Todo ano a editora da Universidade de Oxford elege, por voto popular, a palavra do ano. No ano passado (2024), a palavra ou expressão mais votada foi Brain Rot


Em português, a tradução do termo seria podridão cerebral, uma metáfora impactante capaz de expressar a gravidade desse fenômeno. O consumo de conteúdo online de baixa qualidade, especialmente em redes sociais, tem “deteriorado” nosso cérebro e diminuído nossa qualidade de vida. 

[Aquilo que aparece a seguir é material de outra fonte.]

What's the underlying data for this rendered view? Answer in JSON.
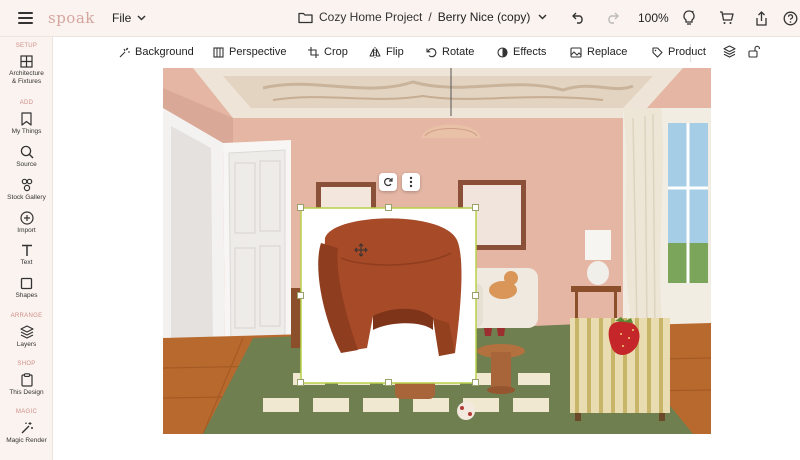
{
  "app": {
    "logo": "spoak"
  },
  "topbar": {
    "file_label": "File",
    "project_name": "Cozy Home Project",
    "separator": "/",
    "design_name": "Berry Nice (copy)",
    "zoom": "100%"
  },
  "sidebar": {
    "sections": {
      "setup": "SETUP",
      "add": "ADD",
      "arrange": "ARRANGE",
      "shop": "SHOP",
      "magic": "MAGIC"
    },
    "items": [
      {
        "label_1": "Architecture",
        "label_2": "& Fixtures",
        "icon": "grid-icon"
      },
      {
        "label_1": "My Things",
        "icon": "bookmark-icon"
      },
      {
        "label_1": "Source",
        "icon": "search-icon"
      },
      {
        "label_1": "Stock Gallery",
        "icon": "gallery-icon"
      },
      {
        "label_1": "Import",
        "icon": "plus-circle-icon"
      },
      {
        "label_1": "Text",
        "icon": "text-icon"
      },
      {
        "label_1": "Shapes",
        "icon": "square-icon"
      },
      {
        "label_1": "Layers",
        "icon": "layers-icon"
      },
      {
        "label_1": "This Design",
        "icon": "clipboard-icon"
      },
      {
        "label_1": "Magic Render",
        "icon": "magic-wand-icon"
      }
    ]
  },
  "toolbar": {
    "background": "Background",
    "perspective": "Perspective",
    "crop": "Crop",
    "flip": "Flip",
    "rotate": "Rotate",
    "effects": "Effects",
    "replace": "Replace",
    "product": "Product"
  },
  "colors": {
    "accent": "#d08e88",
    "selection": "#b8d14a",
    "wall": "#e8b9a8",
    "chair": "#a64a28",
    "rug": "#6f7f4f"
  }
}
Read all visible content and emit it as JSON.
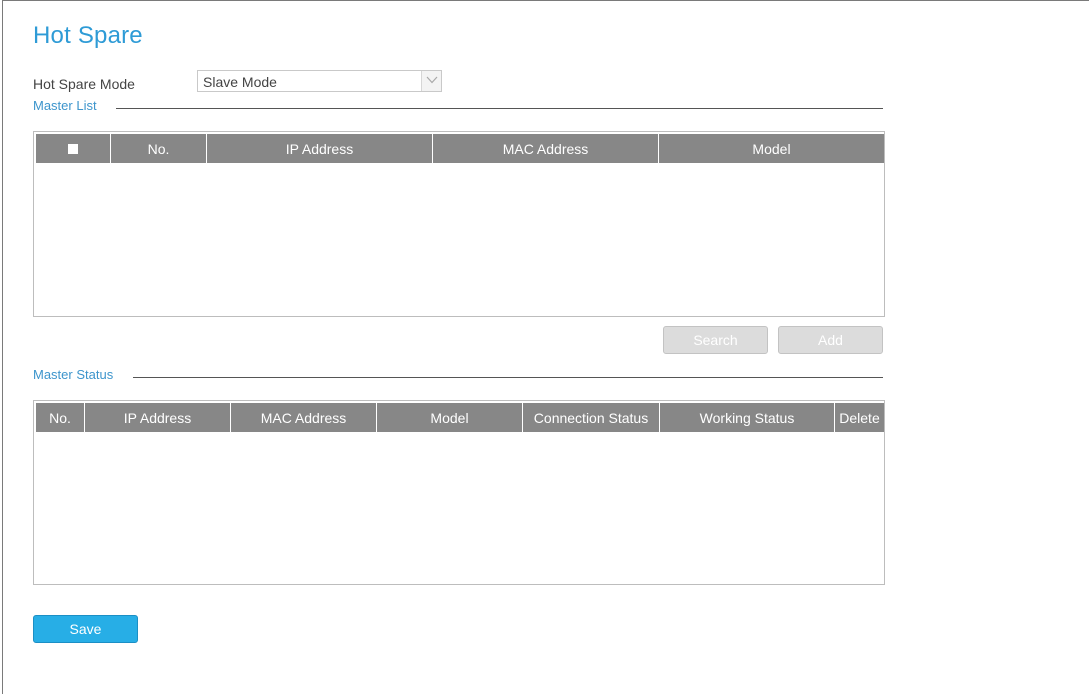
{
  "page": {
    "title": "Hot Spare"
  },
  "mode": {
    "label": "Hot Spare Mode",
    "selected": "Slave Mode"
  },
  "master_list": {
    "title": "Master List",
    "columns": [
      "No.",
      "IP Address",
      "MAC Address",
      "Model"
    ],
    "rows": []
  },
  "actions": {
    "search_label": "Search",
    "add_label": "Add"
  },
  "master_status": {
    "title": "Master Status",
    "columns": [
      "No.",
      "IP Address",
      "MAC Address",
      "Model",
      "Connection Status",
      "Working Status",
      "Delete"
    ],
    "rows": []
  },
  "save_label": "Save",
  "colors": {
    "accent": "#2e9bd6",
    "header_bg": "#878787",
    "save_button": "#27aee6",
    "disabled_button": "#dcdcdc"
  }
}
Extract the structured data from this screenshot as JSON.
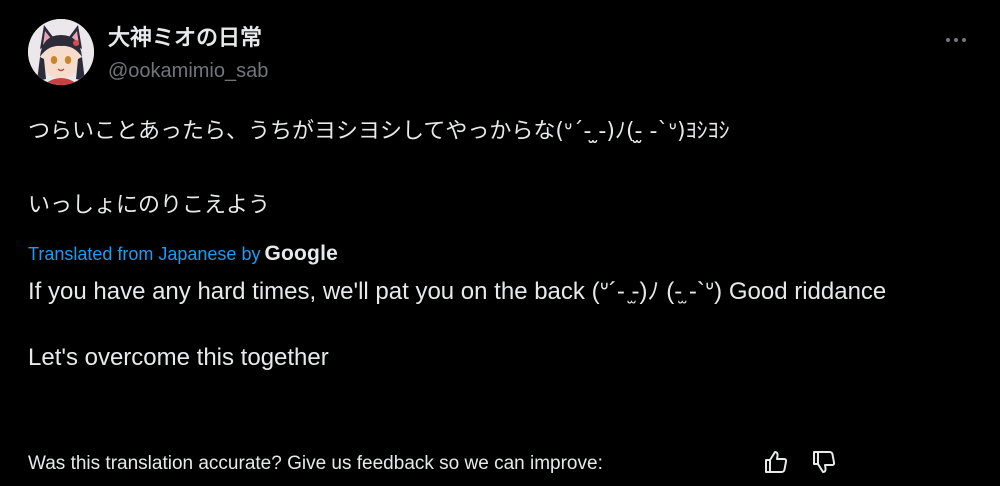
{
  "author": {
    "display_name": "大神ミオの日常",
    "handle": "@ookamimio_sab"
  },
  "post": {
    "original_lines": [
      "つらいことあったら、うちがヨシヨシしてやっからな(ᐡ´- ̫-)ﾉ(-̫ -`ᐡ)ﾖｼﾖｼ",
      "いっしょにのりこえよう"
    ],
    "translated_prefix": "Translated from Japanese by",
    "translator_brand": "Google",
    "translation_lines": [
      "If you have any hard times, we'll pat you on the back (ᐡ´- ̫-)ﾉ (-̫ -`ᐡ) Good riddance",
      "Let's overcome this together"
    ]
  },
  "feedback": {
    "prompt": "Was this translation accurate? Give us feedback so we can improve:"
  },
  "icons": {
    "more": "more-dots-icon",
    "thumbs_up": "thumbs-up-icon",
    "thumbs_down": "thumbs-down-icon"
  },
  "colors": {
    "background": "#000000",
    "text": "#e7e9ea",
    "secondary": "#71767b",
    "link": "#1d9bf0"
  }
}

De acordo com o artigo¹ publicado pela Oxford University Press, o primeiro registro desta expressão foi em 1854 quando, em seu livro, o autor Henry David Thoreau “critica a tendência da sociedade a desvalorizar ideias complexas, ou aquelas que podem ser interpretadas de múltiplas maneiras, em favor das simples, e vê isso como indicativo de um declínio geral no esforço mental e intelectual”.


Os conteúdos em formato pocket que circulam pelas redes sociais reduzem questões complexas ao mesmo tempo que sobrecarregam o cérebro com o excesso de informações. Ocorre uma fadiga pela grande quantidade de dados sem sentido e uma diminuição na resistência para conteúdos maiores e mais complexos. 

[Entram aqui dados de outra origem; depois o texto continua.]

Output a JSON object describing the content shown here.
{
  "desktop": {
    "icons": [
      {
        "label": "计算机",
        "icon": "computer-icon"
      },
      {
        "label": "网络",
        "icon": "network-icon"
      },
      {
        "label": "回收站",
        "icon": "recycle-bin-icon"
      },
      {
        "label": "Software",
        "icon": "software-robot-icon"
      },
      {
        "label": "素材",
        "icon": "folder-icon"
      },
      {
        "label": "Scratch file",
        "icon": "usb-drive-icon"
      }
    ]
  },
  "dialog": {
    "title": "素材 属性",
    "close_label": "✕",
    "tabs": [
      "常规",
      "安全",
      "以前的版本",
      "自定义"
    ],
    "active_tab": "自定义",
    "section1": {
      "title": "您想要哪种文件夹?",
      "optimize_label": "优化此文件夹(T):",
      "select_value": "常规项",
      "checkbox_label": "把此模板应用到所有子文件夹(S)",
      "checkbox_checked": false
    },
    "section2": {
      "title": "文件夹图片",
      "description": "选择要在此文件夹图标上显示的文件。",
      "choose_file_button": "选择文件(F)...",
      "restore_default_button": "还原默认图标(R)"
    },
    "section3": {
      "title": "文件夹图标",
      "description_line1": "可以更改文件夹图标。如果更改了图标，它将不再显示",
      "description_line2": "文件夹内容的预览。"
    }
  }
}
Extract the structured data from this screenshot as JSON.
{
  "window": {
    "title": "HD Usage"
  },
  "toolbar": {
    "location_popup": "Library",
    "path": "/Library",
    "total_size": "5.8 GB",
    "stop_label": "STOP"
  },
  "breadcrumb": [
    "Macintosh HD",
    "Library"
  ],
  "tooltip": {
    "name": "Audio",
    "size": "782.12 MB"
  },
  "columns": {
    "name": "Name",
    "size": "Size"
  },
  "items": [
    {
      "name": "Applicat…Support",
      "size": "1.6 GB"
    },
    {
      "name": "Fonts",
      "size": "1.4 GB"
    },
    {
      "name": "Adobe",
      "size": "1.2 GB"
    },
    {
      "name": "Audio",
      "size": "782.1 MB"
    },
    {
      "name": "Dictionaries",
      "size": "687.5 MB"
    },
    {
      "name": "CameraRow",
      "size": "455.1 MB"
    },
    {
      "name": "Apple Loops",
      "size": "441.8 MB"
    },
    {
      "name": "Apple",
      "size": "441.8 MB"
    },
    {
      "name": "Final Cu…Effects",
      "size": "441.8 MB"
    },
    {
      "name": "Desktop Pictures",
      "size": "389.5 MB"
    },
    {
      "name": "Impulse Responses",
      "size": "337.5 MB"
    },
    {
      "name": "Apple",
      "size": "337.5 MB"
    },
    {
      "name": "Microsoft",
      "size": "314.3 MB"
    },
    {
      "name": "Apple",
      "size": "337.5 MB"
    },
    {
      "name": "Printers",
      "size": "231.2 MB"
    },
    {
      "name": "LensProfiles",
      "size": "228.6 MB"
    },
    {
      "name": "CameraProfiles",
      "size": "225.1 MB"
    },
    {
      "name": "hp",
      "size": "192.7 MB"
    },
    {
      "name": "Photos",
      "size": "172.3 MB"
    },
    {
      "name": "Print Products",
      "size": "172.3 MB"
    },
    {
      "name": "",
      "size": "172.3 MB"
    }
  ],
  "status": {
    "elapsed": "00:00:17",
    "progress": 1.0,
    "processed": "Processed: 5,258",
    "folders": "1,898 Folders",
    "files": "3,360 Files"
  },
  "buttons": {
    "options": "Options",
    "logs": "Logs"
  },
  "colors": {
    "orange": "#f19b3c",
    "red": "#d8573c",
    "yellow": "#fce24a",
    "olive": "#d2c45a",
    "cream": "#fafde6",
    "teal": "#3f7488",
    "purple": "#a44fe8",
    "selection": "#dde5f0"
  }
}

Além disso, a forma como estes conteúdos são apresentados acaba, por fim, nos prendendo por longos períodos em frente à tela. Este fenômeno, conhecido como Zombie Scrolling, refere-se exatamente a este comportamento de rolar para baixo de forma irrefletida, sem objetivo específico. 


Outro comportamento a que podemos estar mais atentos é o Doom Scrolling, expressão que diz respeito à busca por informações perturbadoras e notícias negativas. Com o pretexto de nos mantermos atualizados, não percebemos que estamos fazendo isso constantemente e que tais conteúdos nos deixam em um certo estado de prontidão ou ansiedade que pode ser maléfico para a nossa saúde.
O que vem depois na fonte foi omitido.